Cocultures of CTB-derived cells and differentiated macrophages.

To further determine the growth kinetics of the different viral strains in HTR8 cells, infected HTR8 cells were cocultured with differentiated macrophages using a Transwell system. Infected HTR8 cells were seeded in the upper chamber and uninfected macrophages in the lower chamber to simulate the placental architecture. Since cultured HTR8 cells do not form tight junctions (Fig. S3), HTR8 monolayers were extensively washed before coculture to remove unbound viruses. Figure 2 shows that macrophages in the bottom chamber were first reached by ZIKV-MR77, with 100% of infected cells observed at 12 h, followed by ZIKV-MEX, with nearly 100% of infected cells observed at 48 h. In contrast, although the percentages of infected macrophages with DENV and YFV-17D increased continuously over time up to 48 h, the percentage of infected macrophages never reached 100%. These results again suggest that HTR8 cells are significantly more susceptible to ZIKV than to DENV and YFV-17D.

FIG 2.

FIG 2

Open in a new tab

Coculture of infected HTR8 cells and differentiated M2 macrophages in a Transwell system. Confluent monolayers of HTR8 cells grown in Transwell inserts were infected with the indicated viruses (MOI = 1), and after extensive washing, the cells were cocultured with differentiated macrophages seeded in the lower chamber. The percentage of infected macrophages was determined at the indicated times by immunofluorescence using an anti-NS3 MAb as a primary antibody. n = 3. Bars represent means ± standard errors. ****, P ≤ 0.0001; ***, P ≤ 0.0006; **, P ≤ 0.0045; ns, not significant.

mTOR pathway activation in infected HTR8 cells.

The reasons that a cell is susceptible or permissive to a given viral infection are multiple. Preliminary experiments indicated that HTR8 cells do not express the classical flavivirus receptor DC-SIGN (Fig. S2). However, the mTOR signaling pathway is used by flaviviruses and other RNA viruses to promote replication and evade the antiviral response (2733). Thus, to gain insight into the better growth capacity of ZIKV strains over DENV and YFV-17D in HTR8 cells, we evaluated the activation of mTORC1 and mTORC2 in infected cells. A faster and stronger activation of mTORC1 (Fig. 3A and B) and mTORC2 (Fig. 3C and D) in HTR8 cells infected with ZIKV strains compared with DENV and YFV-17D was observed. In ZIKV-MR77-infected cells, the activation of mTORC1 and mTORC2 peaked at 6 and 12 hpi, respectively, and doubled compared with DENV and YFV-17D. mTORC1 and mTORC2 activation in ZIKV-MEX-infected cells was also significantly higher than that induced after DENV and YFV-17D infection but less than that induced by infection with ZIKV-MR77 (Fig. 3C and D). Finally, infection with DENV and YFV-17D activated mTOR signaling to a similar extent—about 0.5-fold over background levels (mock-infected cells).
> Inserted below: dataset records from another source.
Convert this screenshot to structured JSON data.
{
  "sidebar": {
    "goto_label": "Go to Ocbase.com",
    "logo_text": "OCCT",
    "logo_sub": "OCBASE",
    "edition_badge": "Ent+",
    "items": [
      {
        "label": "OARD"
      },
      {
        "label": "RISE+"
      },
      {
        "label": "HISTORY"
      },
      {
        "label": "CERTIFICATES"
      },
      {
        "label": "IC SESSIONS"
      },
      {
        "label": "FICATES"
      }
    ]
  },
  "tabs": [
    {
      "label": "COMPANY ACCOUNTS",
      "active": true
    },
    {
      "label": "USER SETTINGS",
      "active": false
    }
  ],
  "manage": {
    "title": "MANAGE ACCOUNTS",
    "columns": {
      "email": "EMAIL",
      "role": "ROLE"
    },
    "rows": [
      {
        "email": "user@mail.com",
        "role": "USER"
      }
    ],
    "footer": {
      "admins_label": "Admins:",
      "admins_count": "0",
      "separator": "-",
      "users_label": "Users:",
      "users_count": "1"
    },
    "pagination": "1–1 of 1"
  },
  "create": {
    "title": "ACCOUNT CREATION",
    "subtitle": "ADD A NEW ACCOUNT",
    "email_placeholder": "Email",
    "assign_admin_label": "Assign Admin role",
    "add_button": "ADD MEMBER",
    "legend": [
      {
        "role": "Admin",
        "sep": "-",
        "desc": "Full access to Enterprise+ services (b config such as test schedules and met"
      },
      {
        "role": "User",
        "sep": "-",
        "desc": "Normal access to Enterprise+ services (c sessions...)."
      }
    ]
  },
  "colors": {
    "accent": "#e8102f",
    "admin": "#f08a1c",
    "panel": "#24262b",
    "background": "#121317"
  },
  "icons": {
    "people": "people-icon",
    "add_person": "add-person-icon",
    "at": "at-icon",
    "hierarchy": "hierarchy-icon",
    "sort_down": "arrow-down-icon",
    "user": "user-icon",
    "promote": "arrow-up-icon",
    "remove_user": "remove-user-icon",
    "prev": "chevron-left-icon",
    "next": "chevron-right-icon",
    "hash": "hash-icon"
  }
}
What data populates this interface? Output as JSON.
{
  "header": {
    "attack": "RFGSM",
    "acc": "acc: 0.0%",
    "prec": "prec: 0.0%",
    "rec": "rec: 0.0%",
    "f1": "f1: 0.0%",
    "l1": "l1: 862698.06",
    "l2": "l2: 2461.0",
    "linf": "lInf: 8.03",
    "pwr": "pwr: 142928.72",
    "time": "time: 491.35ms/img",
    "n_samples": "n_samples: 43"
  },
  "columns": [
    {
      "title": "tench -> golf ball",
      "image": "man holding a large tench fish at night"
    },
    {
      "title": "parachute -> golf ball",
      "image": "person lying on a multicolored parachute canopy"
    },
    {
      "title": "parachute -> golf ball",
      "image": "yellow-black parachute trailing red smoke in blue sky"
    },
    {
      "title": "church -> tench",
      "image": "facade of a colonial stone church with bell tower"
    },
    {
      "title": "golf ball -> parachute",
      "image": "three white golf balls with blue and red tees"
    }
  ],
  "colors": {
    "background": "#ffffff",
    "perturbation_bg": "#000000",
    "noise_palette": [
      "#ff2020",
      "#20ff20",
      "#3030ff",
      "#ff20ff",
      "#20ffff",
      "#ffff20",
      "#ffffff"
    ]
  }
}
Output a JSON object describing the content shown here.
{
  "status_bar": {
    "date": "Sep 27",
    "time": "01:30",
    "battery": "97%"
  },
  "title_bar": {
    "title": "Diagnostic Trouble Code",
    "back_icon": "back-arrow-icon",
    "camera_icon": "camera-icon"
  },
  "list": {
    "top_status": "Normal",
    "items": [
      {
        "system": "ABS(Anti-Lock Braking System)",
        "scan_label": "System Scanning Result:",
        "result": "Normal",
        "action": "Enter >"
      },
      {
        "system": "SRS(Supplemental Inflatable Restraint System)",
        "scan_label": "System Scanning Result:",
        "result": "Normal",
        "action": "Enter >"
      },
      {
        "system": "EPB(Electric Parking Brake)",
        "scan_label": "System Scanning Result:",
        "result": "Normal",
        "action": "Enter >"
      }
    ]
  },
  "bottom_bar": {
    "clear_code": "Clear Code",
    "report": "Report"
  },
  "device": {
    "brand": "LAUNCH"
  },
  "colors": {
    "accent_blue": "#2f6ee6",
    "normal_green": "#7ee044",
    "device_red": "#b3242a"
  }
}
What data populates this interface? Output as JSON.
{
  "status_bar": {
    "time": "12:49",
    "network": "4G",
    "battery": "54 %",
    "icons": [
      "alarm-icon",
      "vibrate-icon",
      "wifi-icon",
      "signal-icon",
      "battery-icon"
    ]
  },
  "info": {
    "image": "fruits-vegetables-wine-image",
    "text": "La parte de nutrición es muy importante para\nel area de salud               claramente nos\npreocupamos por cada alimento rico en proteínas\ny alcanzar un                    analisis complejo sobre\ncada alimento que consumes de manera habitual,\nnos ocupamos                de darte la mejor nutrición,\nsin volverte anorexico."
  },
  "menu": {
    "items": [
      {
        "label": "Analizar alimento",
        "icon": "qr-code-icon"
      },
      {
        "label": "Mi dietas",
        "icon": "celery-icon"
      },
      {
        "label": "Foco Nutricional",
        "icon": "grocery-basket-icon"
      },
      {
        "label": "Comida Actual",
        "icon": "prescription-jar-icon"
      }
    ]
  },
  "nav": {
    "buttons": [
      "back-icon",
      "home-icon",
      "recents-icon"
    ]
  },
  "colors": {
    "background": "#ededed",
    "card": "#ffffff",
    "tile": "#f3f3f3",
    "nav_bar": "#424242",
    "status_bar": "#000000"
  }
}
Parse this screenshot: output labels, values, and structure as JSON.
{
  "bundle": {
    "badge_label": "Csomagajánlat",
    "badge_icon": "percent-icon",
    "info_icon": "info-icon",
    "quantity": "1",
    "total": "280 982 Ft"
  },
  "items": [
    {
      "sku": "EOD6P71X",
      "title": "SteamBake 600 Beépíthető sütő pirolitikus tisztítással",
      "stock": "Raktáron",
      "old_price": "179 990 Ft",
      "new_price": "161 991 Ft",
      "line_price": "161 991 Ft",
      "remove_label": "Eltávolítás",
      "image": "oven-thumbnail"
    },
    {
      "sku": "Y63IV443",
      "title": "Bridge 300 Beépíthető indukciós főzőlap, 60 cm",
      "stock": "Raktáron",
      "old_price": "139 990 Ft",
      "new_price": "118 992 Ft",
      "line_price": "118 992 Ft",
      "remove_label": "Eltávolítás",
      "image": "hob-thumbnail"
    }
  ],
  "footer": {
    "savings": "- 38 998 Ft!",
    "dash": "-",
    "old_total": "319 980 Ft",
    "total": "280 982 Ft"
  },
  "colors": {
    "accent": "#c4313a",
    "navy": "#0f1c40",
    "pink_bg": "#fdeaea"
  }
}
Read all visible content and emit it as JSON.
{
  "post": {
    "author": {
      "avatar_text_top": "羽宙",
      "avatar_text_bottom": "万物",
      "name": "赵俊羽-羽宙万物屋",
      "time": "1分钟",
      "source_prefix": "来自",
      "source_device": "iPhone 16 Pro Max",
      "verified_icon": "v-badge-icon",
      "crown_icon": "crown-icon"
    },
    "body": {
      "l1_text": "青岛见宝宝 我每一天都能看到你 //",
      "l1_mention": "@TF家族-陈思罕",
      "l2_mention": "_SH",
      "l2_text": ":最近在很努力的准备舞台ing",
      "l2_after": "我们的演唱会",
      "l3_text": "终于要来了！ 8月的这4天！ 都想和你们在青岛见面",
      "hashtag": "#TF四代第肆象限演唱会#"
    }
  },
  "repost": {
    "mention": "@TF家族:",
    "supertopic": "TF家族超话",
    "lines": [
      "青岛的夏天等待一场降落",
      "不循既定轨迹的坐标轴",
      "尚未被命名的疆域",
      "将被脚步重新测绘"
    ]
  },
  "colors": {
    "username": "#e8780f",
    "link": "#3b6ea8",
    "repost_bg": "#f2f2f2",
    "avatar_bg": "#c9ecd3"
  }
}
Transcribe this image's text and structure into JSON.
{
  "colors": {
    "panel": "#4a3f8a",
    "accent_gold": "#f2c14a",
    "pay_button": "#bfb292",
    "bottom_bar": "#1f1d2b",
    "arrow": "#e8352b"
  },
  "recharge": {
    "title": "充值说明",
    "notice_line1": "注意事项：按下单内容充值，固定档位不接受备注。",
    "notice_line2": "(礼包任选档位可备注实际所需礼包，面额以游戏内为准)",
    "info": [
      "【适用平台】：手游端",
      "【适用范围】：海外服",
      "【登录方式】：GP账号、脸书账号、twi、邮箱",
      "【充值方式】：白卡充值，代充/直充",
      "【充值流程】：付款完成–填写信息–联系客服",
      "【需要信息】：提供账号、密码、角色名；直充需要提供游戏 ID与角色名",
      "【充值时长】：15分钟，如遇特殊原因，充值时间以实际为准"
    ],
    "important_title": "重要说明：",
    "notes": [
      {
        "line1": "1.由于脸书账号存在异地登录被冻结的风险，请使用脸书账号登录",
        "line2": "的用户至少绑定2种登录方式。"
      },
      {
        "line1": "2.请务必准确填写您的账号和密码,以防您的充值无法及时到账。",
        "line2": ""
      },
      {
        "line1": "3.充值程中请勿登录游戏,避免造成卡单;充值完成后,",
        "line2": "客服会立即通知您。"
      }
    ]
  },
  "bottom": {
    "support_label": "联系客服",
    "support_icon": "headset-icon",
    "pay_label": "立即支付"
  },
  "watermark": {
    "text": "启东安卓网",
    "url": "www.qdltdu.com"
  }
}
The parallels observed between the growth efficiency of each of the tested strains and their capacity to activate the mTOR pathways in HTR8 cells, namely, ZIKV-MR77 > ZIK-MEX ≫ DENV and YFV-17D, suggest that mTOR pathway activation capacity and growth efficiency are related.

FIG 3.

FIG 3

Open in a new tab

Activation of mTOR pathways in infected HTR8 cells. Confluent monolayers of HTR8 cells were infected with the indicated viruses (MOI = 3), or mock infected. Cell lysates were collected at different hours postinfection and analyzed by Western blotting, and band intensities were assessed by densitometry. Activation of the mTORC1 pathway was determined measuring the phospho-S6/S6 ratio (A and B), and the phospho-AKT/AKT ratio for the mTORC2 pathway (C and D). All experiments were carried out in triplicate. Graph lines represent means ± standard errors. ****, P ≤ 0.0001; ns, not significant.

Effect of rapamycin and AZD8055 treatment of infected HTR8.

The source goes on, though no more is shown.